Mrs. E. is a 49-year-old married female and Civil servant who presented in the outpatient psychiatric clinic of the University of Calabar Teaching Hospital accompanied by her daughter with chief complaints of Fear of enclosed spaces of 12 years duration. About 12 years before the onset of symptoms and presentation she reported to be involved in an unstable relationship with her male partner where she became pregnant which was not planned and undesired.
However, she insisted on keeping the pregnancy to the displeasure of the partner, though not married, but co-habiting with him for the past seven (7) years, he constantly pressured her to have an induced abortion done, which she refused. Consequently, on several occasions, she had been neglected, assaulted, and abused (physically, verbally, and emotionally) by her partner for refusing to terminate the pregnancy.
During and following this incident, she subsequently developed an intense fear of enclosed spaces, especially places where she had no possession of the Keys. Other occasions and examples include occasions when she visits the bank, where she will persistently insist the bank securities does not allow the electronic door to the banking hall to be closed in order for her to be comfortable and relaxed, otherwise, she will become restless, agitated and will occasionally scream.
She also couldn’t travel in a plane, as she would start panicking as well as becoming breathless.
She only feels comfortable when she owns the keys to any enclosed space, she finds herself in.
Other reported difficulties encountered include poor interaction with other people; very rare visits to places of family relatives and friends, especially outside the confines of her home.
She reported no history of persistent feelings of sadness, low energy, suicidal Ideations or self-harm to suggest a depressive condition. No history of elated or irritable mood, increased energy, or inflated self-worth. There is no history of any hallucinatory experiences or experience of control by an external agent/force.
There was no reported history of care (medical, traditional, etc.) received by the patient since the onset of her illness
She has no previous history of mental illness nor family history suggestive of symptoms of mental illness. There is a medical history of Hypertension diagnosed about 2 years prior to presentation and currently on prescribed oral antihypertensive with good drug adherence. No significant surgical history, nor known allergies. There is also no history of use of alcohol or any form of psychoactive substances before the onset of symptoms.
Her childhood history revealed no childhood emotional problems or abuse; Her sexual orientation is heterosexual, and her past relationship history is not contributory.
Currently, she is married and maintains a cordial relationship with her partner, however distant as her partner is based in another city, and not close to the patient. They have two children together, a 12-year-old female and a 6-year-old male both living with the patient.
Pre-morbidly she describes herself as cheerful, her predominant mood is happy, enjoys singing as an interest of leisure.
Her Mental state Examination findings at presentation revealed a well-groomed and kempt woman; Psychomotor agitation and restlessness; no abnormality in her Speech; mood was anxious; Affect congruous with the mood and reactive; Attention and concentration (tested with serial 7’s) was arousable and sustained; and had full insight to her condition.
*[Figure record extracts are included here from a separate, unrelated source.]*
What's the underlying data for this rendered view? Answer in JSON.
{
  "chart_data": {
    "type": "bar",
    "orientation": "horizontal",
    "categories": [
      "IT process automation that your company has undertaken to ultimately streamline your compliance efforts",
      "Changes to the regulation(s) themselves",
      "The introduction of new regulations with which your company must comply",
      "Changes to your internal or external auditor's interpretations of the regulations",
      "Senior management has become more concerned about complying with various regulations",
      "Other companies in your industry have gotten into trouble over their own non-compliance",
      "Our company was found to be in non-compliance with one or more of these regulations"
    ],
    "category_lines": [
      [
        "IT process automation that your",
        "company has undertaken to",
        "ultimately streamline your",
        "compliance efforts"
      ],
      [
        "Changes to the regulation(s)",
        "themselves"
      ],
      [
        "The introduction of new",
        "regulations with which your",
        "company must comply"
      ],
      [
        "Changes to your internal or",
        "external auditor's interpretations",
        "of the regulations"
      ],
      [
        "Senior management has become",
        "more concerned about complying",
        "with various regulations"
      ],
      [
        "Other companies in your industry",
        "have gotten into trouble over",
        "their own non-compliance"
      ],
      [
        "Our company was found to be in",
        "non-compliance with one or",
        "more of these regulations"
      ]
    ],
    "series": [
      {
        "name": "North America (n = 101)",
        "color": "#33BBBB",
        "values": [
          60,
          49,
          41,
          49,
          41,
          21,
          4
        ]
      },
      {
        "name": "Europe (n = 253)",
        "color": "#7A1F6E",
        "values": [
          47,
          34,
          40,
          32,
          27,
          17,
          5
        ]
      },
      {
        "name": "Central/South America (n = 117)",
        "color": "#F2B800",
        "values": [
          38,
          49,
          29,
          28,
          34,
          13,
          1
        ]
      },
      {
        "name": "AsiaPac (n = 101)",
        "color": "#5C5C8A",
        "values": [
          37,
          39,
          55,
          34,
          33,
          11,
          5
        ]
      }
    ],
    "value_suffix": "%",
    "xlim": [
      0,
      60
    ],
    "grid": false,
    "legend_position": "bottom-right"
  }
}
A diagnosis of Agoraphobia (with comorbid panic disorder) using the ICD-11 diagnostic criteria was made. She was psycho-educated on the nature of the illness, treatment modalities available to ameliorate the symptoms, and self-help strategies that could be employed to relieve symptoms and distress,
She was started on Fluoxetine 20mg daily (mane), in addition, offered behavioral therapies such as Relaxation therapy/technique; Music therapy, and Cognitive therapy for a weekly session for the next few four (4) months. CBT was helpful and effective as it helped the patient become less afraid with fewer attacks.
Followed up for a duration of six months, she showed marked improvement within one (1) month of commencement of treatment with reported significant improvement in her mood, behavior, and somatic symptoms with a reduction of anxiety to feared situations. She has sustained her follow-up visit afterward and has returned to her premorbid state of functioning.
She has returned to her premorbid state of functioning with improvement in her social interactions and occupational functioning two years later.